Imagine an analogous scenario: if a doctor, for religious reasons, advertised that she refused to dispense birth control, and protesters stood outside her office, attempting to persuade her patients that foregoing birth control was a terrible thing they would later regret. Surely that would be seen as a terrible invasion of the patients’ privacy, her choice of doctor, and her choice of birth control methods (or lack thereof). One might even consider such “sidewalk counseling” a form of spiritual harassment.
The majority opinion is fiercely protective of leafletting on sidewalks as the quintessential form of constitutionally protected free speech, which, broadly speaking, is an unassailable position. But again, the lack of attention to the challenges of accessing abortion services is striking. In one example, the Court wrote that the sidewalk counselors merely “wish to converse with their fellow citizens about an important subject on the public streets and sidewalks—sites that have hosted discussions about the issues of the day throughout history.”

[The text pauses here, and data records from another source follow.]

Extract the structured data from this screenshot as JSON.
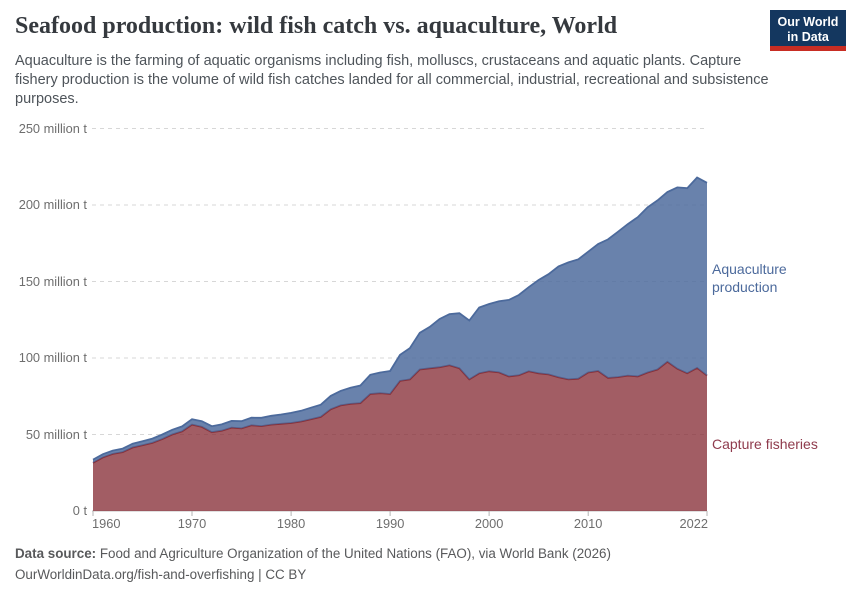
{
  "header": {
    "logo": {
      "line1": "Our World",
      "line2": "in Data",
      "bg_color": "#14375f",
      "bar_color": "#c82d23"
    }
  },
  "chart_data": {
    "type": "area",
    "stacked": true,
    "title": "Seafood production: wild fish catch vs. aquaculture, World",
    "subtitle": "Aquaculture is the farming of aquatic organisms including fish, molluscs, crustaceans and aquatic plants. Capture fishery production is the volume of wild fish catches landed for all commercial, industrial, recreational and subsistence purposes.",
    "unit": "million tonnes",
    "grid": "dashed-horizontal",
    "legend": "labels-right-of-plot",
    "ylim": [
      0,
      250
    ],
    "xlim": [
      1960,
      2022
    ],
    "years": [
      1960,
      1961,
      1962,
      1963,
      1964,
      1965,
      1966,
      1967,
      1968,
      1969,
      1970,
      1971,
      1972,
      1973,
      1974,
      1975,
      1976,
      1977,
      1978,
      1979,
      1980,
      1981,
      1982,
      1983,
      1984,
      1985,
      1986,
      1987,
      1988,
      1989,
      1990,
      1991,
      1992,
      1993,
      1994,
      1995,
      1996,
      1997,
      1998,
      1999,
      2000,
      2001,
      2002,
      2003,
      2004,
      2005,
      2006,
      2007,
      2008,
      2009,
      2010,
      2011,
      2012,
      2013,
      2014,
      2015,
      2016,
      2017,
      2018,
      2019,
      2020,
      2021,
      2022
    ],
    "series": [
      {
        "key": "capture-fisheries",
        "name": "Capture fisheries",
        "fill": "#883039",
        "fill_opacity": 0.78,
        "stroke": "#883039",
        "label_color": "#8f3b4d",
        "values": [
          31.5,
          35,
          37.3,
          38.5,
          41.5,
          43,
          44.5,
          47,
          50,
          52,
          56.5,
          55,
          51.5,
          52.5,
          54.5,
          54,
          56,
          55.5,
          56.5,
          57,
          57.5,
          58.5,
          60,
          61.5,
          66.5,
          69,
          70,
          70.5,
          76.5,
          77,
          76.5,
          85,
          86,
          92.5,
          93.3,
          94,
          95.2,
          93.3,
          86,
          90,
          91.3,
          90.6,
          88,
          88.7,
          91.3,
          90,
          89.3,
          87.4,
          86,
          86.5,
          90.5,
          91.5,
          87,
          87.5,
          88.5,
          88,
          90.5,
          92.5,
          97.5,
          93,
          90,
          93.5,
          88.5
        ]
      },
      {
        "key": "aquaculture-production",
        "name": "Aquaculture production",
        "fill": "#4C6A9C",
        "fill_opacity": 0.84,
        "stroke": "#4C6A9C",
        "label_color": "#4c6a9c",
        "values": [
          2,
          2.1,
          2.2,
          2.3,
          2.5,
          2.6,
          2.8,
          3,
          3.1,
          3.3,
          3.5,
          3.7,
          3.9,
          4.1,
          4.4,
          4.7,
          5,
          5.4,
          5.7,
          6.1,
          6.6,
          7,
          7.5,
          8,
          8.7,
          9.5,
          10.5,
          11.5,
          12.5,
          13.5,
          15,
          17,
          20.5,
          24,
          27,
          31.5,
          33.5,
          36,
          38.5,
          43,
          44,
          46.5,
          50,
          52.5,
          55,
          61,
          65.5,
          72.5,
          76.5,
          78,
          79,
          83,
          90.5,
          95,
          99,
          104,
          108,
          110.5,
          111,
          118.5,
          121,
          124.5,
          126
        ]
      }
    ],
    "yticks": [
      {
        "value": 0,
        "label": "0 t"
      },
      {
        "value": 50,
        "label": "50 million t"
      },
      {
        "value": 100,
        "label": "100 million t"
      },
      {
        "value": 150,
        "label": "150 million t"
      },
      {
        "value": 200,
        "label": "200 million t"
      },
      {
        "value": 250,
        "label": "250 million t"
      }
    ],
    "xticks": [
      {
        "value": 1960,
        "label": "1960",
        "align": "left"
      },
      {
        "value": 1970,
        "label": "1970",
        "align": "center"
      },
      {
        "value": 1980,
        "label": "1980",
        "align": "center"
      },
      {
        "value": 1990,
        "label": "1990",
        "align": "center"
      },
      {
        "value": 2000,
        "label": "2000",
        "align": "center"
      },
      {
        "value": 2010,
        "label": "2010",
        "align": "center"
      },
      {
        "value": 2022,
        "label": "2022",
        "align": "right"
      }
    ]
  },
  "footer": {
    "source_label": "Data source:",
    "source_text": "Food and Agriculture Organization of the United Nations (FAO), via World Bank (2026)",
    "link_line": "OurWorldinData.org/fish-and-overfishing | CC BY"
  }
}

It is true that abortion is one of many “issues of the day.” Yet it’s hard to imagine, for example, that urologists’ offices would become a target of anti-contraception protesters, aiming to talk men out of vasectomies.
Contra Justice Scalia, the “pass” is not to the abortion rights advocates, but to the abortion protesters. As Amanda Marcotte argues at Slate, the decision, while specific to the Massachusetts law, “could very well be taken by the anti-choice movement as ‘permission’ to reassert themselves and their physical presence.” In contrast, there would likely be serious societal pressure against leafletting at urologists’ offices because that would seem. . . weird.
As Physicians for Reproductive Board Chair Nancy Stanwood said, “We respect the right of those who disagree with us to voice their opposition; however, we believe that the same respect should be afforded to the right to access health care services free from harassment and violence.”